Future research should integrate multi-source data (e.g., InSAR, rainfall forecasts, hydrological monitoring) to explore multi-factor coupled early warning models. Validation efforts should also be extended to broader geographic contexts to enhance the model’s applicability and robustness.

Conclusion

This study focused on creeping landslides in Zigui County within the Three Gorges Reservoir area and proposed a rainfall warning method based on a displacement ratio model.

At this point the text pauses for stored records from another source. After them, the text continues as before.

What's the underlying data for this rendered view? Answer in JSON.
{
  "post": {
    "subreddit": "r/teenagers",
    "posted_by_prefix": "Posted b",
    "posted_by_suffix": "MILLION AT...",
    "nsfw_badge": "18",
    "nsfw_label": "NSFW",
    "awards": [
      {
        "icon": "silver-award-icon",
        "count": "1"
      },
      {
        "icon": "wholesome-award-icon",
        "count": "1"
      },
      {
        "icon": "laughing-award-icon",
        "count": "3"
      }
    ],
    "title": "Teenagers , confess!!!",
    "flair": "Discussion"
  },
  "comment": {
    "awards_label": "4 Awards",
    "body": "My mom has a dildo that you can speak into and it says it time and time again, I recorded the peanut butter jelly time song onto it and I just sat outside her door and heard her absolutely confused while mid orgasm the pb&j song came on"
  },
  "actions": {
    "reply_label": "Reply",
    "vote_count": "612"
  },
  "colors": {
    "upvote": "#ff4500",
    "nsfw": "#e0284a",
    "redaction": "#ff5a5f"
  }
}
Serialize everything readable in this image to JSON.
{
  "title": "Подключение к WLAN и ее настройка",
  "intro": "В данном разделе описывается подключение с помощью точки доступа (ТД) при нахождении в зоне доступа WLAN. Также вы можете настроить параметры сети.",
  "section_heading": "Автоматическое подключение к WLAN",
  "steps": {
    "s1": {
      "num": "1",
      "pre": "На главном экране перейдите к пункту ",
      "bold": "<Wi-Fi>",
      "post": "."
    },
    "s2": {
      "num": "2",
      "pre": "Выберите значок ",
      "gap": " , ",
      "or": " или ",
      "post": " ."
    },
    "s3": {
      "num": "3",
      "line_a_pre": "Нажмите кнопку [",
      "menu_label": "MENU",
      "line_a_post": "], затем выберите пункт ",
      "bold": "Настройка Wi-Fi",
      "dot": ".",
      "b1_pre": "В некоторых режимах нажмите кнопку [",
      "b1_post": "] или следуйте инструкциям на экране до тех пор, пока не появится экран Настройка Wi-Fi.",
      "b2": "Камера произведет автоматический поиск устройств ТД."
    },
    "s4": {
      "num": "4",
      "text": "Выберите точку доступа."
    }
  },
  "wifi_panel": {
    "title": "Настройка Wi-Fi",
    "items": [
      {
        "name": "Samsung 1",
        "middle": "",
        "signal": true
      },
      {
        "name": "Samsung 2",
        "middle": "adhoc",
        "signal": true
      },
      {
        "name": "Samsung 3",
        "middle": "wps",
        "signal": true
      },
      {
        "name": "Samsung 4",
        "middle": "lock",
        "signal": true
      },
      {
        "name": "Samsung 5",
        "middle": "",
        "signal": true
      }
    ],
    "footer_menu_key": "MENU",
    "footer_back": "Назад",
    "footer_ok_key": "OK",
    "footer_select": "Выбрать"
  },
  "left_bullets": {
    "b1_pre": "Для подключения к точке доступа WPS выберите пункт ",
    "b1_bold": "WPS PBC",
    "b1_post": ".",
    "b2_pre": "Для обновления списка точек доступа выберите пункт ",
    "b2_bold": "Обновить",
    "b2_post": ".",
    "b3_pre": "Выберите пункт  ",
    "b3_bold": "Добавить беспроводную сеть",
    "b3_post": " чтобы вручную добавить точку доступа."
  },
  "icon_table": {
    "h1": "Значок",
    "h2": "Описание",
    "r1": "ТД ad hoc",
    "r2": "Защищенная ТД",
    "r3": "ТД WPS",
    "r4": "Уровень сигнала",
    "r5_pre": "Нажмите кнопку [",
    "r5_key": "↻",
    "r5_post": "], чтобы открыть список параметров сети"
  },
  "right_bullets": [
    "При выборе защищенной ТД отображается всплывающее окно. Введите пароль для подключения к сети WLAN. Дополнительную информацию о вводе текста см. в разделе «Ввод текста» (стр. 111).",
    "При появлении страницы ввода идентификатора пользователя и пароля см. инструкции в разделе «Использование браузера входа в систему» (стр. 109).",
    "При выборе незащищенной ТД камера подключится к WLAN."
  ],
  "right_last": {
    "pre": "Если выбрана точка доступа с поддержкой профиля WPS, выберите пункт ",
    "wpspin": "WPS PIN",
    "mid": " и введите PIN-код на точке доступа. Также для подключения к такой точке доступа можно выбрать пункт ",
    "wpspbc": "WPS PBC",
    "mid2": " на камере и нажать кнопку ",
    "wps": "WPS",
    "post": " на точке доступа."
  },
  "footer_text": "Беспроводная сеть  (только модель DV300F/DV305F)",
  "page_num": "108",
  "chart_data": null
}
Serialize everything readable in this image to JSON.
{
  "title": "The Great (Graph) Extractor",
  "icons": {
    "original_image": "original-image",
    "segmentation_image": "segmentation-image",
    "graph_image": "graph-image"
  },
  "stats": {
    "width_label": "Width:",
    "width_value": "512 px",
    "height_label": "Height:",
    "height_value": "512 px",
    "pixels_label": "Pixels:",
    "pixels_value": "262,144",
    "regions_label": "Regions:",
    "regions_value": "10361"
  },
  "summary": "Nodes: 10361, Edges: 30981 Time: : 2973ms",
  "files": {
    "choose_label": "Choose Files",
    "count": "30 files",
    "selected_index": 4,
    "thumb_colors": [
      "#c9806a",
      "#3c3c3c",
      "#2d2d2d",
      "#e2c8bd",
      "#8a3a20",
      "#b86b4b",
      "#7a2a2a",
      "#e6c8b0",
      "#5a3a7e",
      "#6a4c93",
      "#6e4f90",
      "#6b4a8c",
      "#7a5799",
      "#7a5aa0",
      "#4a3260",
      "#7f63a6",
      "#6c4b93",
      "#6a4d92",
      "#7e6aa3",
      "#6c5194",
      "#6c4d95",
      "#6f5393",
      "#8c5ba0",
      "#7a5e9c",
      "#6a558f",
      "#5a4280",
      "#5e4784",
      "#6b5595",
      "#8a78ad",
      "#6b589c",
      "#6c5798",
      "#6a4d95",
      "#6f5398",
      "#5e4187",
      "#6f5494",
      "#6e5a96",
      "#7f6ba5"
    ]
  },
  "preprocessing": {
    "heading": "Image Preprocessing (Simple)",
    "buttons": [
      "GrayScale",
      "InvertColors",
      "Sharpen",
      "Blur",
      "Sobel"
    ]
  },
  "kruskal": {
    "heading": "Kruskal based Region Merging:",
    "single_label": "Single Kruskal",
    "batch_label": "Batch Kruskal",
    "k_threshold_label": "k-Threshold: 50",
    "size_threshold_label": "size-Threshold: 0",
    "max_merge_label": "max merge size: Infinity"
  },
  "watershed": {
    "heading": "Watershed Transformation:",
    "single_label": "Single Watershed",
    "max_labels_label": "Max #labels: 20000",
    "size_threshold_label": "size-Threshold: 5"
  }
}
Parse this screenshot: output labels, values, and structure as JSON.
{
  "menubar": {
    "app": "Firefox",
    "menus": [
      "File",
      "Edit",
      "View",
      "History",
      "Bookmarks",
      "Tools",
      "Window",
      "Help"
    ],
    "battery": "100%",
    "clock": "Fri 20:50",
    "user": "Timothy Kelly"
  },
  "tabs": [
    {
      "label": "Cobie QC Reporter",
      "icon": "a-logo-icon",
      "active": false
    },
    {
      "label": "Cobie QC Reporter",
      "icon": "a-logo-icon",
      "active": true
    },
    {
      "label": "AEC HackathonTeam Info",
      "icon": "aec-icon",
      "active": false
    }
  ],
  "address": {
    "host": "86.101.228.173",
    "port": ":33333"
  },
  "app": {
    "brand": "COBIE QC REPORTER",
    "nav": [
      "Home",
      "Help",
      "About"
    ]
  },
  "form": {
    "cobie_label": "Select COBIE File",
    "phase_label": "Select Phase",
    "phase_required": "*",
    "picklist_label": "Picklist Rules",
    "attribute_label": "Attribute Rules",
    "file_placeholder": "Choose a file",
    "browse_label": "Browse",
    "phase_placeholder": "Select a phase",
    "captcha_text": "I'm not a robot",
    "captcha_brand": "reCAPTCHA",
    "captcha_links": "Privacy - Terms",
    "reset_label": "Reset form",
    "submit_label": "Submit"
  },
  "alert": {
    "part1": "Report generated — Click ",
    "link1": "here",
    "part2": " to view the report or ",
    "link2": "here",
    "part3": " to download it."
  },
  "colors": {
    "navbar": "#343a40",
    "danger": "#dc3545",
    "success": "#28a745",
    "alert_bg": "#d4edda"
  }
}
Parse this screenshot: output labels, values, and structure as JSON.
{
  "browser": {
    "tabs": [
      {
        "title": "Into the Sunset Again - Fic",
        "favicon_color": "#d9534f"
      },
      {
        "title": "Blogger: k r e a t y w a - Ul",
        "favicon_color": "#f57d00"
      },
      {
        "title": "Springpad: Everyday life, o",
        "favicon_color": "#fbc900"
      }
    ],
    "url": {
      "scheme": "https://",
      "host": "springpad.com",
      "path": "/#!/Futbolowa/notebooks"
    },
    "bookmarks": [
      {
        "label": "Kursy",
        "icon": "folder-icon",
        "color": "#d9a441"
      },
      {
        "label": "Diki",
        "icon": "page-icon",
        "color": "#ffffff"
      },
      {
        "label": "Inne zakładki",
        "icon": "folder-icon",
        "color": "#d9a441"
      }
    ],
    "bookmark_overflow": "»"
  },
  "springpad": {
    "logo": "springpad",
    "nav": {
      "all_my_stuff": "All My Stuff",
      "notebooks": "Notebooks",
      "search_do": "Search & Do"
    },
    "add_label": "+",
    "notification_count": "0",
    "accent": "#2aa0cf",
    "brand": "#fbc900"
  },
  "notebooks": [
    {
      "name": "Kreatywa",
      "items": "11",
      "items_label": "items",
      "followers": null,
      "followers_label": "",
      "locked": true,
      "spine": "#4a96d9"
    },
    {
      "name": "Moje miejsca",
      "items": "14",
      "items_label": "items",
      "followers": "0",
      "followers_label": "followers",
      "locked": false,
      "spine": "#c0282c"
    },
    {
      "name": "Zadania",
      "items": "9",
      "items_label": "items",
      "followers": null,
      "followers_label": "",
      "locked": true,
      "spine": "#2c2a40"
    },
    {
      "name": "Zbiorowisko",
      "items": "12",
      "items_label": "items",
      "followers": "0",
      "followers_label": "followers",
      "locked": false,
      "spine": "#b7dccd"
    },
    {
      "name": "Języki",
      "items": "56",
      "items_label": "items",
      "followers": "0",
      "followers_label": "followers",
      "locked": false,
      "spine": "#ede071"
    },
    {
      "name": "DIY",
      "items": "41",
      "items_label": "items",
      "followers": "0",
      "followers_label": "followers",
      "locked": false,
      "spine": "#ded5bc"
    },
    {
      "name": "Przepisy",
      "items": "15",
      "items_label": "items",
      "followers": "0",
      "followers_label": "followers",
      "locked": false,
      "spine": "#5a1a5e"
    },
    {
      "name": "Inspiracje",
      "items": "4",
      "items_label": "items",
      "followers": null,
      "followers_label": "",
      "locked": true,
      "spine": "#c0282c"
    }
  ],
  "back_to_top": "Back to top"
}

The main conclusions are as follows:

  1. (1)

    The displacement ratio (displacement/landslide length) was introduced as a deformation indicator, effectively eliminating the influence of landslide scale and endowing the model with potential for cross-regional comparison.

  2. (2)

    Based on correlation analysis and numerical simulation, cumulative rainfall was identified as the core warning variable, and time-phased exponential response models were established for different periods (May, June–August, and September). The models explain approximately 30–40% of the displacement variation, reflecting the contribution of rainfall as the main controlling factor.

  3. (3)

    Four-level warning thresholds (78.3 mm, 160.1 mm, and 196.6 mm) were determined, establishing a five-level warning system. Validation using three landslide events in 2021 showed that the model successfully issued warnings for all incidents (100% recall), albeit with an 8% false alarm rate, indicating that the model is conservative yet practically valuable.

  4. (4)

    The model relies on high-density GPS monitoring data and has only been validated in this region; its extrapolation to other areas requires adaptive modifications based on local geological conditions. Future research should incorporate multi-source data and explore multi-factor coupled warning models to improve prediction accuracy and generalization capability.